The Offset Overhand is often referred to as the EDK (European Death Knot) in the US. Despite its ominous nickname, this simple knot has been used successfully by many climbers in the US and around the world to join two ropes together for rappelling. This knot offsets to one side of the rope, leaving a flat side that's less likely to snag on obstacles and getting stuck when pulling the rope. This is an advantage over a more symmetrical knot in areas with very featured rock. The disadvantage of offset overhand is that it can roll (or invert) under a very heavy load (typically over 1000 lbf), even if tied and dressed correctly. If tied loosely, it can roll with just a few hundred pounds of force applied. Coupled with short tails, this knot can fail by rolling off the end of the rope.
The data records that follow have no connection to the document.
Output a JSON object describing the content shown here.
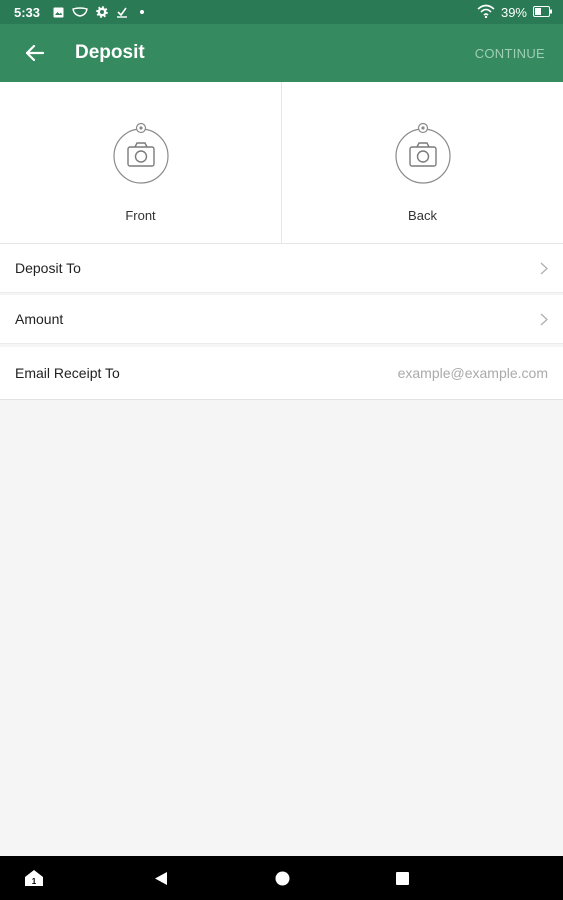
{
  "status_bar": {
    "time": "5:33",
    "battery": "39%",
    "icons": [
      "gallery-icon",
      "mask-icon",
      "gear-icon",
      "download-check-icon",
      "dot-icon",
      "wifi-icon",
      "battery-icon"
    ]
  },
  "app_bar": {
    "title": "Deposit",
    "continue_label": "CONTINUE",
    "color": "#358a60"
  },
  "capture": {
    "front_label": "Front",
    "back_label": "Back"
  },
  "rows": {
    "deposit_to": "Deposit To",
    "amount": "Amount",
    "email_receipt_to": "Email Receipt To",
    "email_placeholder": "example@example.com"
  },
  "nav_bar": {
    "icons": [
      "assistant-icon",
      "back-triangle-icon",
      "home-circle-icon",
      "recents-square-icon"
    ]
  }
}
So when using this knot, it is critical to tie it correctly, dress it well, and leave long tails (a conservative recommendation is 10 inches or more). Some climbers choose to tie a backup knot (often a second overhand knot with one or both strands) behind the offset overhand to prevent it from rolling. Others choose to use a different knot instead, for example: the double fishermans knot.


Tie an overhand knot with both ropes together, tails pointing in the same direction.

image:Edk_01.jpg


Pull the knot tight, then dress the knot by pulling on each of the four individual strands.

image:Edk_02.jpg


The finished offset overhand. Notice the long tails.

image:Edk_03.jpg


When used for rappelling, the flat side of the knot is less likely to get snagged.